La
primavera ha concluido su cíclico andar y Tláloc vierte sus mermadas fuerzas
sobre el Anáhuac, pero sus habitantes miran desganados a través de las ventanas
sin prestar mucha atención. Algunos transeúntes aceleran su paso para alcanzar
su destino y continuar con sus actividades. Tláloc ruge furioso, pero a penas
si alguien levanta un poco la mirada y sigue adelante. Y Tláloc, mi querido
Tláloc, llorando de tristeza y de rabia con todas sus fuerzas llama en vano a
quien le ayude a recuperar su antiguo señorío.
¿Qué te ha pasado, Dios de la lluvia
y el trueno? Antes todo era diferente, al primer grito de Tláloc todo el
Anáhuac se paralizaba, sus habitantes sabían que la ira de Tláloc era
devastadora, y desde tu primer llamado todo mundo acudía a rendirte homenaje.
Ellos derramaban el líquido precioso y tú, a cambio, nutrías fuertes sus
cosechas. ¿Dios de la lluvia y el trueno, qué te ha pasado?
Ahora no eres más que un nombre
inscrito con caracteres latinos en el panteón de las deidades olvidadas.
¿Recuerdas cuando tú y Quetzalcóatl jugaban con el cielo? Tú rugías con fuerza
ennegreciendo las nubes y él esparcía la noche soplando con sonoras
carcajadas. ¿Recuerdas como,
complacidos, veían caer la afilada piedra de obsidiana sobre los fornidos
pechos de los compañeros de Tonatiu? Y
tú mirabas complacido porque sabías que el sol habría de levantarse nuevamente
por el oriente.
¿Con qué ignominiosa ofensa
agraviaste a Huehuetéotl-Xiuhtecuhtli para que deviniera tan cruel enemigo tuyo?
Porque él, oculto entre los arcabuces españoles, marchó contra Tenochtitlan, y
tu recuerdo se convirtió en pasto de su venganza.
¡Oh, cuan maravillados y
sorprendidos contemplaron los sacrificios los hombres blancos! ¡Qué horror, qué
barbaridad, qué crueldad! ¡Esto es inhumano!

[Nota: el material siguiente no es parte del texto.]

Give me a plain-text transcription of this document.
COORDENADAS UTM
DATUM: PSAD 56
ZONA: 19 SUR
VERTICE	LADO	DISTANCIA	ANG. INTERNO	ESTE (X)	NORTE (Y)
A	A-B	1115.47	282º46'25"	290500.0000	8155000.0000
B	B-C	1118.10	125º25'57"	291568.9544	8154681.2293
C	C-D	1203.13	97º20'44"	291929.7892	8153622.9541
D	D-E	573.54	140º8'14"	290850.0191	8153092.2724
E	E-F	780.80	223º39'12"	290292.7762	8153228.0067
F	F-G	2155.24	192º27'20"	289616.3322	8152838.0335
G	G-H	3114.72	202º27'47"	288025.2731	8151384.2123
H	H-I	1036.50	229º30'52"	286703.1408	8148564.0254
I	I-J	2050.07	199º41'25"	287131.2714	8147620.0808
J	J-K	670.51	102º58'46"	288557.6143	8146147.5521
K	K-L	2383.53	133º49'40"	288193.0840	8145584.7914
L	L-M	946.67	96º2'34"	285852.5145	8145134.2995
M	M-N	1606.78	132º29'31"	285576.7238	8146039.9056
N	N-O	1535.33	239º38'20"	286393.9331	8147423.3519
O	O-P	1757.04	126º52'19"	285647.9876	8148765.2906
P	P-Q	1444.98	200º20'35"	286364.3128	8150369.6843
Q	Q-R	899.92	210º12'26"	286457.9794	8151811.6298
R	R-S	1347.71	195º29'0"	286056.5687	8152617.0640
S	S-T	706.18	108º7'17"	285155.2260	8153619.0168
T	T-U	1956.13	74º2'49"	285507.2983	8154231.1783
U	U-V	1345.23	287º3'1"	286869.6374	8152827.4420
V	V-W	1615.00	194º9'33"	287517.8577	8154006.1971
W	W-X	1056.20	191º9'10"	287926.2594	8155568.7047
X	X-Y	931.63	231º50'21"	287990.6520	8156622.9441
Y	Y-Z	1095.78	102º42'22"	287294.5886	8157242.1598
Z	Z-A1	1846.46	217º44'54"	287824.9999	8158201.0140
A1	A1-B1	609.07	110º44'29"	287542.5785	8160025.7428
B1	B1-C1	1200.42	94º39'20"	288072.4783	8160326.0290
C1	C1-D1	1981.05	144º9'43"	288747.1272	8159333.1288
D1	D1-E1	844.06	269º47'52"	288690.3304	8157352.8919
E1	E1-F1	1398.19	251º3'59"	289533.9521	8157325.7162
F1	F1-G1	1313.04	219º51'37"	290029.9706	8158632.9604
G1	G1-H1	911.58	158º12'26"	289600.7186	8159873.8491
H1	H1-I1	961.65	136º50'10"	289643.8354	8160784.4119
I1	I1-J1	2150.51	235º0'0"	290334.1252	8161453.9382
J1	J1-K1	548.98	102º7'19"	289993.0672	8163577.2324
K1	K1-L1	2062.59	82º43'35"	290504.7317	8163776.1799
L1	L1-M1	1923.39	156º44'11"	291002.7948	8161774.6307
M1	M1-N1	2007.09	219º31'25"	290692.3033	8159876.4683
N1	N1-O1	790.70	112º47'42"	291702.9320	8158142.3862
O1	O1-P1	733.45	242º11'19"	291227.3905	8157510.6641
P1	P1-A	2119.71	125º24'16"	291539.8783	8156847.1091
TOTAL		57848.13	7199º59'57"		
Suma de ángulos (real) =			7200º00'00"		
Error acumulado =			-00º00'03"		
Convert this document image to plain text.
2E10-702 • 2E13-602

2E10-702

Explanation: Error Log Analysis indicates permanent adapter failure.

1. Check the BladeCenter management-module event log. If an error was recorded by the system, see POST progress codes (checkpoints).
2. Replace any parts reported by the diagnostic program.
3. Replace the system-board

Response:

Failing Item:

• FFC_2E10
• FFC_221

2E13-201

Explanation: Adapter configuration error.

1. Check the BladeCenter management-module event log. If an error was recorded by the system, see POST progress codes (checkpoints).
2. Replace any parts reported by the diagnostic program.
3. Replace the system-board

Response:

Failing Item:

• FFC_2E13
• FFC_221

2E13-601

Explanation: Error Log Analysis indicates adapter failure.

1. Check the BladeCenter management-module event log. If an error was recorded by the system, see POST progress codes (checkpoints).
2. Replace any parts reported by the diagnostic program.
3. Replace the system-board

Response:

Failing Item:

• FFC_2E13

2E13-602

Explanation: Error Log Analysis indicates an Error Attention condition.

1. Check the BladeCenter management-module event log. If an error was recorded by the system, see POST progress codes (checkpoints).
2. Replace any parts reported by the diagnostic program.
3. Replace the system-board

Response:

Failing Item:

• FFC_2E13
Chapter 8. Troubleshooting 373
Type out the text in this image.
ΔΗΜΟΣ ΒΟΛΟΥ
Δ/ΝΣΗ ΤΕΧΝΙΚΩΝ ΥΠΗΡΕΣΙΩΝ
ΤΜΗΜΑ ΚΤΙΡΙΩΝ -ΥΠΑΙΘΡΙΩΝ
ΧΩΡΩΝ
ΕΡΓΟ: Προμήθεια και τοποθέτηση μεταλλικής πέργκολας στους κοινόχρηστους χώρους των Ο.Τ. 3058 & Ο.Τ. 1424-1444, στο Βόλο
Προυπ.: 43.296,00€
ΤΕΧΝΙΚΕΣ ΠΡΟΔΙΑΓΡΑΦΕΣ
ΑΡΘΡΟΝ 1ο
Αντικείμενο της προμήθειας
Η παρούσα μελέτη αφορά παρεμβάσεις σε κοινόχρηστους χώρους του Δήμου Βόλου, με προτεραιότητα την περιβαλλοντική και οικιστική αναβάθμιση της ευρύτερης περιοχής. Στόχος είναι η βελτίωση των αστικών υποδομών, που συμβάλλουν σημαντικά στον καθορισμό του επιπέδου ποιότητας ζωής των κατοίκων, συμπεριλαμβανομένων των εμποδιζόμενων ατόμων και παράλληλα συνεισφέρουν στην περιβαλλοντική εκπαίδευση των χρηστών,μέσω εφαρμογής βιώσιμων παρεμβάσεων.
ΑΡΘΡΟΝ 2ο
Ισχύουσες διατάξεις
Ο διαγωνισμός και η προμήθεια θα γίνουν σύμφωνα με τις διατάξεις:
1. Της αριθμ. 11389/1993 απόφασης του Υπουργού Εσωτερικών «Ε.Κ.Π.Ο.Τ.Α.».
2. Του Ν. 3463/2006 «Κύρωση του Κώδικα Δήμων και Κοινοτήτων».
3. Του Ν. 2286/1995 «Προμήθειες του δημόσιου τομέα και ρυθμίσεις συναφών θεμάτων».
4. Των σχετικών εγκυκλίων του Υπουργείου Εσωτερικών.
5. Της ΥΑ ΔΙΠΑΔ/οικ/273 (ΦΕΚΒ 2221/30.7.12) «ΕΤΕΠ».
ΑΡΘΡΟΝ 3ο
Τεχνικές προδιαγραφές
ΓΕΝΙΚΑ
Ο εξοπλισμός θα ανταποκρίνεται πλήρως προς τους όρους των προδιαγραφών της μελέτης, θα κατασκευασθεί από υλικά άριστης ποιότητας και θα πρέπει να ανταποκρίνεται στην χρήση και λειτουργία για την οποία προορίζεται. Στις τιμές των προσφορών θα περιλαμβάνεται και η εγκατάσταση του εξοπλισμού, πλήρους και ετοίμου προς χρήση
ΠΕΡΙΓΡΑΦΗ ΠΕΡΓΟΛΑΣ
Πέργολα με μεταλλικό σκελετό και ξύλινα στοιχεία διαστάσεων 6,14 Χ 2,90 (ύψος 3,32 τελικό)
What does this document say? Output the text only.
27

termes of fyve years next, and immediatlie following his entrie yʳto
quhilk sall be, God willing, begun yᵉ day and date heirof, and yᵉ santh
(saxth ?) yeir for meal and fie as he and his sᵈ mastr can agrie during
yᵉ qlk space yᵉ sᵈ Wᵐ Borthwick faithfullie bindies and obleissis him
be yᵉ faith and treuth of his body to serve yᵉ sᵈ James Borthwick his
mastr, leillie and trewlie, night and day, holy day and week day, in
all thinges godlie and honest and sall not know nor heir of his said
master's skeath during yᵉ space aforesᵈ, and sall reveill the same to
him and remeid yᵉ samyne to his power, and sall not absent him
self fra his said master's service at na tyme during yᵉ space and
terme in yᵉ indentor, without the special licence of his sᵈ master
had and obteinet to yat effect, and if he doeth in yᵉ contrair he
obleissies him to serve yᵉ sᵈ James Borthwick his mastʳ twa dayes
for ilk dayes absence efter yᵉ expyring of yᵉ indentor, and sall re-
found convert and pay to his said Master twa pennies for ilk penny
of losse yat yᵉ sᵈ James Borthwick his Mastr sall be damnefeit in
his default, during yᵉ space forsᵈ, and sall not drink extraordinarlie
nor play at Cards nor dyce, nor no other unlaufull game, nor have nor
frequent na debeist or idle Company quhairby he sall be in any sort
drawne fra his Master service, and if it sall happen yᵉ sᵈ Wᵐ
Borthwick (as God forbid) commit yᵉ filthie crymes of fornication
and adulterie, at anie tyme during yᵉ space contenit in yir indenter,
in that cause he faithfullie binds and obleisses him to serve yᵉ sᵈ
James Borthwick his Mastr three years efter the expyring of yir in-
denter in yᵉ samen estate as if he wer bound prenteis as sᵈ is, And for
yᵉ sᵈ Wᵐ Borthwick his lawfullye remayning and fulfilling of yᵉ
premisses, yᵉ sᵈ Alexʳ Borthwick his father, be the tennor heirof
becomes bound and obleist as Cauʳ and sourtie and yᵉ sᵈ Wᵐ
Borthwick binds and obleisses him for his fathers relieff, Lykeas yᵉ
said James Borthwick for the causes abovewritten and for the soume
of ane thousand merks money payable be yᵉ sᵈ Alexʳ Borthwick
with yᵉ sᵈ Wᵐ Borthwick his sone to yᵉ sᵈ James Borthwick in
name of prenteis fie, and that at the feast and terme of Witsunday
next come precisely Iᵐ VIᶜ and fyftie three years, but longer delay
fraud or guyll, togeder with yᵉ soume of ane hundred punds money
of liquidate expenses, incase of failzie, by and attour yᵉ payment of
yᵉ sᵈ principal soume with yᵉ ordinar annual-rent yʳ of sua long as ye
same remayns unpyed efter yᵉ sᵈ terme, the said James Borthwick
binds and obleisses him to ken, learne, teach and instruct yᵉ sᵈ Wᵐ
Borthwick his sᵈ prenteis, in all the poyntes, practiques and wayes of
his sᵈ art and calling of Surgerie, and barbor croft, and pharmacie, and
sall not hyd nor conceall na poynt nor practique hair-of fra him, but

Almas corrompidas que no conocen a
Dios… almas corruptas que no conocen a Tláloc. Han sometido a tu cálido pueblo
con el frío de su acero y lo obligaron a desgajar, con el mismo acero, las
entrañas de la tierra, lo obligaron a cavar el camino sin retorno, el camino
hacia el Mictlan.
Pueblo sanguinario, cruel,
despiadado. Pueblo envidioso, que condena la muerte no por encontrarla
horrorosa, sino por juzgarla inalcanzable. El sacerdote se convirtió en la
víctima y el sol sigue saliendo por el oriente, pero ahora tirado por su carro
de caballos.
Y tu pueblo, Tláloc, tu pueblo,
emergiendo desde las entrañas de la tierra, con el acero en alto, intentó
volverte a tu trono de antaño. Pero sus manos, habituadas al brillo negro de la
ligera obsidiana, no saben cómo blandir el pesado acero. Han mutilado sus
lenguas y ahora no saben cómo alabarte. Han doblegado sus espaldas y ahora,
cual Pípila, cargan todo el amor de su madrastra a cuestas, y no pueden volver
sus ojos hacia el cielo. Inclinados y ciegos levantan sobre sus espaldas el
estandarte de María.
Tláloc, rugiste con fuerza, pero tu
fuerza destructora ya no fue capaz de arrasar todo el valle y purificar a los
impíos que te han olvidado. Quieres inundar el Anáhuac, pero Cristo sabe cavar
drenajes profundos que canalizan tu ira, ha secado el lago de Texcoco, poco
queda de tus miembros ahora putrefactos.
Vuelve, Tláloc, el próximo año, y el
que sigue, y el que sigue. Quizá algún día encuentres tus fuerzas perdidas,
quizá algún día hagas emerger tus templos, que ahora yacen bajo tierra. Quizá
algún día vuelvan tus sacerdotes al Tlalocan olvidado.